Setting up a strong network for your home or business, during these times, will allow you to complete important tasks without interruption. In addition, it will decrease the threat of cyber attacks.
One of the most common ways that hackers steal data from users is through a process called sniffing. This involves infiltrating a Wi-Fi network, then intercepting pieces of data that are transmitted between clients (devices) and routers.
In order to keep hackers from hijacking sensitive information like your Social Security number or payment card details, make sure the Wi-Fi you’re using is safe and secure.

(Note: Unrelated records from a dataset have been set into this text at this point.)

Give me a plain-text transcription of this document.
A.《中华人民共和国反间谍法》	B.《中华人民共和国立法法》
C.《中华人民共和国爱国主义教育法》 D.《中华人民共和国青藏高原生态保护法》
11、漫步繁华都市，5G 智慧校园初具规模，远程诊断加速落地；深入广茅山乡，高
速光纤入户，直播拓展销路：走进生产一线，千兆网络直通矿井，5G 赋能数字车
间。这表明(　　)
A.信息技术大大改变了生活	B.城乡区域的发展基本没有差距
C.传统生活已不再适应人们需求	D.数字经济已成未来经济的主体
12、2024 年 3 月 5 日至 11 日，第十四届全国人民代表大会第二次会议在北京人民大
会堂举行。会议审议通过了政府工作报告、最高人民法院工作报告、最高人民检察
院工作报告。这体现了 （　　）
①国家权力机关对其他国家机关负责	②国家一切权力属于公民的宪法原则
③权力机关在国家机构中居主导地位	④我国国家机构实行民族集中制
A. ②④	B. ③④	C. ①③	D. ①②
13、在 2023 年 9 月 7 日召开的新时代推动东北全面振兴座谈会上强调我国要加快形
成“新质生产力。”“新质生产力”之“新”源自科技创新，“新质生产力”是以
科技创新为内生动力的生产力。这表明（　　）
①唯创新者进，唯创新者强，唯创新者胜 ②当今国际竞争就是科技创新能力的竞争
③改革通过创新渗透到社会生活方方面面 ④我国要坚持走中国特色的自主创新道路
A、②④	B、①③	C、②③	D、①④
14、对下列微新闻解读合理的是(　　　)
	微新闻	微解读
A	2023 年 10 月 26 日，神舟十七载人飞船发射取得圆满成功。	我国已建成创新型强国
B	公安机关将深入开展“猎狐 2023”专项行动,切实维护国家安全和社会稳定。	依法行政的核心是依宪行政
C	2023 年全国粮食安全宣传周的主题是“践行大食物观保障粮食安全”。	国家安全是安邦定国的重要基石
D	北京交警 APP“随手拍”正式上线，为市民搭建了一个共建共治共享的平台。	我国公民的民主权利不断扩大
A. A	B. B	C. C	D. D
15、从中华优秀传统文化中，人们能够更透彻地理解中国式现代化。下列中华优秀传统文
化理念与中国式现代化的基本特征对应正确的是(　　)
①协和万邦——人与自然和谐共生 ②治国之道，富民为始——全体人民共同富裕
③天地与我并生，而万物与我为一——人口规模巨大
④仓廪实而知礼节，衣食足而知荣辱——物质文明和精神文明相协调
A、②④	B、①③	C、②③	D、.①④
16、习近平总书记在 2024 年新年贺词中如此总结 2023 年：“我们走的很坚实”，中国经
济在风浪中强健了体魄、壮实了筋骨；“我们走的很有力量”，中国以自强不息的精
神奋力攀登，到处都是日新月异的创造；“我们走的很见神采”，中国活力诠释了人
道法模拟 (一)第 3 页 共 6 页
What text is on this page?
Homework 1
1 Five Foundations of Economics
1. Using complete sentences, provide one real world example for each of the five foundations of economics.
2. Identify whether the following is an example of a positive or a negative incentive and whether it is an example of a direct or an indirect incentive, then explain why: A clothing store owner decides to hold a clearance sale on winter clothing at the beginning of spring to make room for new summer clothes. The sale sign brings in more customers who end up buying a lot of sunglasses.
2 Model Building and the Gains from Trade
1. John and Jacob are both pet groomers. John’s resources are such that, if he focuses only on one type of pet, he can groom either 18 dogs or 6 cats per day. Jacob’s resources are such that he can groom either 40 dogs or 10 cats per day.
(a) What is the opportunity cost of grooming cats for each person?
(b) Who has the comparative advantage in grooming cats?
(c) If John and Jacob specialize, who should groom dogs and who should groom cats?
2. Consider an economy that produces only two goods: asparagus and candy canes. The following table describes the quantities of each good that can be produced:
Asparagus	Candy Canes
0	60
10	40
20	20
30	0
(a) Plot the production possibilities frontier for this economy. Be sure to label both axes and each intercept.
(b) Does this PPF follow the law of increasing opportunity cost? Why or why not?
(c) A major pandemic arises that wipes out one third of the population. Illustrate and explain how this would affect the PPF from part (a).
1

Here are some tips for making your wireless network both safe and efficient:
1. Create a strong password
When you’re setting up your router, don’t simply go with the default password provided, as this is often the hacker’s first guess when trying to gain access to your network.
Rather, pick a password that is long and complicated. This means at least 12 characters, combining uppercase and lowercase letters, symbols and numbers.
2. Use a Virtual Private Network (VPN)
A VPN enables you to send and receive data to and from external networks, while keeping your activity hidden from attackers. Individual pieces of data are transported via packets, which can be stolen by network sniffing hackers. However, if you’re using a VPN, the attacker will only be able to see that data in encrypted form, rendering it useless.
Public Wi-Fi networks are particularly vulnerable, so it’s important to rely on a VPN instead, especially when engaging in activities that require you to enter sensitive information, like buying something from an online store or emailing someone your home address.
3. Establish Virtual Local Area Networks (VLANS) for IoT devices
Just because you have one router doesn’t mean you can’t set up multiple networks. VLANs allow you to segment different devices under one router. For example, you could have your smartphone and laptop make up one VLAN and your smart television and home security cameras make up another.
Establishing multiple networks like this puts up more barriers between your devices. So if a hacker breaches your laptop, they won’t necessarily have access to all the other devices connected to that router.
4. Look for WPA3 when upgrading your router
Next time you’re looking through your Wi-Fi settings, check to see which certification your wireless network has and if you’re able to upgrade to Wi-Fi Protected Access Three (WPA3, the successor to WPA2).
The level of your WPA shows how secure your network is, with WPA3 being the highest. In other words, WPA3 provides the most efficient communication between devices, the strongest encryption codes and the best protection against cyber attacks. It’s especially good for stopping password guessing.
5. Don’t keep your devices too close to your router
When your computer, smartphone, microwave, baby monitors or other smart devices are too close to the router, it can cause the signal to become too strong. This leads to data corruption and retransmissions (the resending of damaged or lost data), which can make your network move slower.
For the best performance, place your router in a high, central location, away from any metal objects, cement walls or electronics that may distort the signal.